The last ten years or so have seen a golden age for the cologne type of fragrance. No longer the derided stepchild it has been given new verve through smart artists reimagining the form. With that said the recipe has remained the same from the original Johann Maria Farina triad of citrus-floral-herbal. Modern purveyors have altered some of the pieces using modern ingredients but have mostly kept to a streamlined architecture. The question Mr. Buxton is asking here is “why can’t a cologne do more?”
This is part of a new four fragrance collection by Mr. Buxton and David Chieze called The Freedom Collection. The other three are inspired by the Queen hit broken down into three fragrances I Want, To Break, and Free. Why Not a Cologne decides to call its own tune.
It is still a cologne of three distinct phases of fruit, floral, and woods. This is not a simple recipe it is complex accords which progress like a cologne. Mr. Buxton’s to make something as fulsome seem like it belongs to a more facile genre is what makes this so interesting.

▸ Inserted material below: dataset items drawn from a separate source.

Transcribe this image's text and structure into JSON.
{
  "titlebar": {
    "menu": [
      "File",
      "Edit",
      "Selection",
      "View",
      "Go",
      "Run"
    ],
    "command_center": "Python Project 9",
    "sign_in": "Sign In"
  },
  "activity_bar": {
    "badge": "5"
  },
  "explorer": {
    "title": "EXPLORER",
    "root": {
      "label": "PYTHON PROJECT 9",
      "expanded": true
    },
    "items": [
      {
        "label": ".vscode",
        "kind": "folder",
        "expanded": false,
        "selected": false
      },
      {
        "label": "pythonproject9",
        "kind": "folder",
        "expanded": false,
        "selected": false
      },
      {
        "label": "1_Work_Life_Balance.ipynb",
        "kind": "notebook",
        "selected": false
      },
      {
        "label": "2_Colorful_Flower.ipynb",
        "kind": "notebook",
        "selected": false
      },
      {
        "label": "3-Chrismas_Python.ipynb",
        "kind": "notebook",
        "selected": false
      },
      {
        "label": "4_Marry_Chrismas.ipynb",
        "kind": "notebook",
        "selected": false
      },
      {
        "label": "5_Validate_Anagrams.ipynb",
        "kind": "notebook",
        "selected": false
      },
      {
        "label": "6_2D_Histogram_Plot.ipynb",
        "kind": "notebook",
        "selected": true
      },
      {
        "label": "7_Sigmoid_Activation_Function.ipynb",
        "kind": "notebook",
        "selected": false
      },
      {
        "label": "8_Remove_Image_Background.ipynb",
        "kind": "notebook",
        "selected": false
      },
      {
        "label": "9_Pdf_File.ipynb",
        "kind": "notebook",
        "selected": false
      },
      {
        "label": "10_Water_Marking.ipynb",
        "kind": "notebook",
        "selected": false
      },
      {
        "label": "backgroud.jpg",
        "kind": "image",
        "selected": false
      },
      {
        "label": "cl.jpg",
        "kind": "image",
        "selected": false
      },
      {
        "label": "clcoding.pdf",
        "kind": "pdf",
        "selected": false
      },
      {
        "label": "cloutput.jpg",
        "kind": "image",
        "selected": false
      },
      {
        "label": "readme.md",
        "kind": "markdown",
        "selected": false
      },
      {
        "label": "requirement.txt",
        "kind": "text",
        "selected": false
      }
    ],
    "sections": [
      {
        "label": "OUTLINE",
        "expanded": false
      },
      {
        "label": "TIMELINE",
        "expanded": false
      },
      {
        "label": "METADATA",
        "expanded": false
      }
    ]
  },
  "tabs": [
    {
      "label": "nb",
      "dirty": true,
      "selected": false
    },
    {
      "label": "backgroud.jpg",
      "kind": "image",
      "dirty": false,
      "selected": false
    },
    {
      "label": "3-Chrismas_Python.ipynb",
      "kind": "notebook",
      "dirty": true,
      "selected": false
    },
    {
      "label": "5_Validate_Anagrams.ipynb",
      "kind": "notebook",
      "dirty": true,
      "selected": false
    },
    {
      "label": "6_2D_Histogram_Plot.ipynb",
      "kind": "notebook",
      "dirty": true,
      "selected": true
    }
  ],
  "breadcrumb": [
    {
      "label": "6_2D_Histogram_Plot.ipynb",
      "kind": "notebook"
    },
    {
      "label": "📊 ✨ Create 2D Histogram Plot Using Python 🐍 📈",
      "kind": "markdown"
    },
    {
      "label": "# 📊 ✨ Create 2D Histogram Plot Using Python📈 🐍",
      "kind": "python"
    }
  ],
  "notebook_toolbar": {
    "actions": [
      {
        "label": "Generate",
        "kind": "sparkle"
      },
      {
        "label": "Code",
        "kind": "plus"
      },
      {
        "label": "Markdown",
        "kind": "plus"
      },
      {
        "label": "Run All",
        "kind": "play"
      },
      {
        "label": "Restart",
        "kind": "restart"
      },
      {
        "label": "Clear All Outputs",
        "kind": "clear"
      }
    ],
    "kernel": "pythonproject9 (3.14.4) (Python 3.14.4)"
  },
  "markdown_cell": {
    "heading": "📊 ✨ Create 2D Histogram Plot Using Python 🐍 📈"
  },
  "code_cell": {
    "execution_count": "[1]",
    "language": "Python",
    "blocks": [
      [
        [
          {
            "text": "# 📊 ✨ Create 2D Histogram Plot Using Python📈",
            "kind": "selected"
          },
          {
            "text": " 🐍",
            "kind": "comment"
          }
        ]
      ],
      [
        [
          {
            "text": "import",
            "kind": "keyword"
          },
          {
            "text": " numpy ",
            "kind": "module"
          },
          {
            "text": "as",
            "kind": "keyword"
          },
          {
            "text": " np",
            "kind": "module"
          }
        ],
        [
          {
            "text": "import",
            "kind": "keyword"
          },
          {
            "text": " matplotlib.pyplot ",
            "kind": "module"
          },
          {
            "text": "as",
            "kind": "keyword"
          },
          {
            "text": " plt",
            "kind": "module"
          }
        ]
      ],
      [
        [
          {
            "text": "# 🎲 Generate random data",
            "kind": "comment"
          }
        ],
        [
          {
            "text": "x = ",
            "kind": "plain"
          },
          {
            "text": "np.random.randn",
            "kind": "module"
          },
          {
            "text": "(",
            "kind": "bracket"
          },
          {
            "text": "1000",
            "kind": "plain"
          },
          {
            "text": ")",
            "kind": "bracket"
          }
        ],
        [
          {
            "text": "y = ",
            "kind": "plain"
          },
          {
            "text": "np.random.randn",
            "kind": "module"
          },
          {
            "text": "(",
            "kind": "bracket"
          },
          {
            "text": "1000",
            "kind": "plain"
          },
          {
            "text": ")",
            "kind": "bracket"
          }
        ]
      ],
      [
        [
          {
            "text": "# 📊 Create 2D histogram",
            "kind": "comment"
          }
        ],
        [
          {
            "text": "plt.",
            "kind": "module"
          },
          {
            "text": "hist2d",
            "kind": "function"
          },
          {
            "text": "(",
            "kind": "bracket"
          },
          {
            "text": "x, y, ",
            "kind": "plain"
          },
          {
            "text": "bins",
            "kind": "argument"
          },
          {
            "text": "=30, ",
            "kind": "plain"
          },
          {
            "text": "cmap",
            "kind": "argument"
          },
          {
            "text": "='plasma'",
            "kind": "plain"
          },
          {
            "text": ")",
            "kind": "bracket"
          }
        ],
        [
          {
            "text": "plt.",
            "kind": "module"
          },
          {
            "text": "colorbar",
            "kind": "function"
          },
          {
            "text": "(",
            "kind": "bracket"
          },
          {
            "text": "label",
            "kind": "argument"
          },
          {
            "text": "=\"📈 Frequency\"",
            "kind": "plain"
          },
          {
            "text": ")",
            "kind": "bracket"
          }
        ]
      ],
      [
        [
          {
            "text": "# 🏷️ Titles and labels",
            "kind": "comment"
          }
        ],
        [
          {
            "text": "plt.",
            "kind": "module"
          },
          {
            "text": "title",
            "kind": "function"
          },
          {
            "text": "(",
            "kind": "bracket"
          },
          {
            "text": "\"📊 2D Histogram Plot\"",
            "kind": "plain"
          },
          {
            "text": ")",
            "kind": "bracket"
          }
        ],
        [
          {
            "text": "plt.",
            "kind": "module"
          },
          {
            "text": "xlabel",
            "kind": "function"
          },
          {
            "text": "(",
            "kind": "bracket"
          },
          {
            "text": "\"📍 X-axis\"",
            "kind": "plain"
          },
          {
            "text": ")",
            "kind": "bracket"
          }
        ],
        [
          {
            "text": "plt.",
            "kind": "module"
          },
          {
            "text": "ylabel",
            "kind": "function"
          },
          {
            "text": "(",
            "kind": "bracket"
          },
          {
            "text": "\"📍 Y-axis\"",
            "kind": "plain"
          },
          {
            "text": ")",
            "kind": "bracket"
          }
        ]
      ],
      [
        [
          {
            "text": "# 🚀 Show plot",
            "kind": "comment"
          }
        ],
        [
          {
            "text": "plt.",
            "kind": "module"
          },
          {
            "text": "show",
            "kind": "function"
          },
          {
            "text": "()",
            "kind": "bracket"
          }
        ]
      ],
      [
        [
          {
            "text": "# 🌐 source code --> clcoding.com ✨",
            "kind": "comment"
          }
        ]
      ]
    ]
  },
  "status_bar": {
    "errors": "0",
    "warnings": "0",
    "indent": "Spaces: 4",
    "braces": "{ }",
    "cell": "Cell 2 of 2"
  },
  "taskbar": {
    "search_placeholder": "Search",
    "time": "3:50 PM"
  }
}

The fruit top accord is made up of red apple, mandarin, and pineapple. Mr. Buxton asks why does it need to be only one fruit? Especially when three can do better. The apple adds a crispness to the accord while the mandarin adds citrus tart and the pineapple sugary sweetness. Any one would have been fine but balanced into a single accord it is better. The floral heart follows the same plan with rose, magnolia, jasmine, and neroli. The magnolia is the lead singer, but it is the harmonies of the other florals which make it more. This is a floral accord which forms a single accord which improves the whole. For the base, a leathery chypre-like accord awaits. Vetiver, ambergris, castoreum, cedar, and leather. This is more intense than a typical cologne finish, but it is just like what has come before in this perfume. It is a complete accord which shows a fuller scent profile than is usual in a cologne.
Why Not a Cologne has 12-14 hour longevity and average sillage.
Mr. Buxton continues to ask intriguing questions of what fragrance can be. His answer to why not a cologne is “because it can do more”.
Disclosure: This review is based on a sample I purchased.